Actually, the idea is not a new one.

It is worth mentioning, for example, that in his commentary on Matthew, Thomas Aquinas writes that, in the first verse of the Gospel, Mathew:

prefaces a title as it were of the whole book, when he says, “the book of the generation of Jesus Christ. . .”

Thomas Aquinas, Super Evangelium S. Matthaei Lectura 1.1.11. Quoted from St. Thomas Aquinas, Commentary on the Gospel of Matthew, 2 vols. (Lander: The Aquinas Institute for the Study of Sacred Doctrine, 2013), 1:5.

Aquinas, who believes the Gospel is authored by Matthew the apostle, explains:

Now the title prefaced is this: “the book of the generation of Jesus Christ.” It seems to be an imperfect sentence, since a nominative is set down there without a verb, but it is not. For Matthew wrote his Gospel for the Hebrews, and so in his writing he followed the custom of the Jews. Now it is customary among the Hebrews to speak this way; for example, when it is said; “the vision of Isaiah the son of Amos” (Isa 1:1), the phrase “this is” is understood, and does not need to be added. So here when it says, “the book of the generation,” “this is” is understood.

Aquinas, Super Evangelium S. Matthaei Lectura 1.1.12; cited from Commentary on the Gospel of Matthew, 1:5.

He further explains later:

It is also asked, why did he title his book this way, when a very small portion of this book is about the generation of Christ? And one should say that Matthew, who wrote to the Hebrews, followed the style of the Hebrews in his writing. Now, the Hebrews customarily title books from their beginnings, as Genesis is called Genesis because it treats of generations; hence we find, “this is the book of the generation of Adam” (Gen 5:1). And so also the book of Exodus, which in the first part treats of the exodus of the children of Israel out of Egypt.
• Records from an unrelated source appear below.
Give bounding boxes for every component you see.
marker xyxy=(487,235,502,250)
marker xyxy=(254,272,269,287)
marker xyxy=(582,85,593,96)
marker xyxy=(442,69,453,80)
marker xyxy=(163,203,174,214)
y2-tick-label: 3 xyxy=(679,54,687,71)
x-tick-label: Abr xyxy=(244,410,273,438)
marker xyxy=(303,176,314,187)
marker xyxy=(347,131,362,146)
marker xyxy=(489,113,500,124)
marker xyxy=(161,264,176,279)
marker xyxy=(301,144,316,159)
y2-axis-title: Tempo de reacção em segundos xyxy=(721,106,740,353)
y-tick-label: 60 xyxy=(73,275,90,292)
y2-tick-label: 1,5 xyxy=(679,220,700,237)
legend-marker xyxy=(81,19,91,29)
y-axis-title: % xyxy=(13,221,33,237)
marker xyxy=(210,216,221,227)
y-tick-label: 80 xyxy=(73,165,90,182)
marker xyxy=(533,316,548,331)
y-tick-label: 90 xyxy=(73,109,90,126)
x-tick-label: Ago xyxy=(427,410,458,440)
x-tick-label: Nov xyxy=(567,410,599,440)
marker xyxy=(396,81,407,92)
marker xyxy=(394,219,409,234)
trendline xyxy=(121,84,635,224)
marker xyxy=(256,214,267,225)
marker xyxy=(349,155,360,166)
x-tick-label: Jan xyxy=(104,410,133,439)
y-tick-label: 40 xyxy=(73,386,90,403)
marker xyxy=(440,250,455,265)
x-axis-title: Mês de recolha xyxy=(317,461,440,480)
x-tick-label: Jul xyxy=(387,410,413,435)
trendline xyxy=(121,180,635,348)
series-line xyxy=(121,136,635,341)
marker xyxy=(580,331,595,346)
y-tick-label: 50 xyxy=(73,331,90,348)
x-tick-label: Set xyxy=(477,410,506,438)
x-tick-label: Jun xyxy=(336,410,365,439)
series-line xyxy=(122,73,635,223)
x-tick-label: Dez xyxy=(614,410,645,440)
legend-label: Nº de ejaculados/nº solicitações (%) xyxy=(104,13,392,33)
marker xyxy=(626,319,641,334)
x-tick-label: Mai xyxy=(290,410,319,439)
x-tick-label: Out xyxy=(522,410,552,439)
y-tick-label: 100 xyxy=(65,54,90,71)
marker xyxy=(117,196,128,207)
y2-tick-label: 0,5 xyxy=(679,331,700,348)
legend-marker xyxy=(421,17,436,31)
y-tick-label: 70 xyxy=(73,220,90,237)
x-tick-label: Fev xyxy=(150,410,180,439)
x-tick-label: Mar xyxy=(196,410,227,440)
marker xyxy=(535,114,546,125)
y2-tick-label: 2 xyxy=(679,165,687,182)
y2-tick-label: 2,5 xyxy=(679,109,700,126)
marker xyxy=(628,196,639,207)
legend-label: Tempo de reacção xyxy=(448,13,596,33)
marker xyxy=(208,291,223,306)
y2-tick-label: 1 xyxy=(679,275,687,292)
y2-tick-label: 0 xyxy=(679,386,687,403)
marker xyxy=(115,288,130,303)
Aquinas, Super Evangelium S. Matthaei Lectura 1.1.13; cited from Commentary on the Gospel of Matthew, 1:6.

To be sure, Aquinas does not apply this insight in the same ways Schreiner and Keith do. They both have some very interesting contributions to make. But it is notable how an “old” idea, can produce fresh readings.

1 comment

  1. I like that approach because it highlights the idea that the whole book is only highlighting the very beginning of the Good News wrought by Christ. I think I’d first seen the idea proposed in the compilation put together by Cornelius Lepide, nice to know it has some backing as a possible reading of that verse. In regard to St. Thomas’ biblical commentaries are there any that you’d recommend as particularly insightful/original, I know some of his commentaries are really more like a catenae of patristic glosses. Thanks, I’ve been enjoying the blog a lot. I want to become as biblically literate as possible and this is a great resource!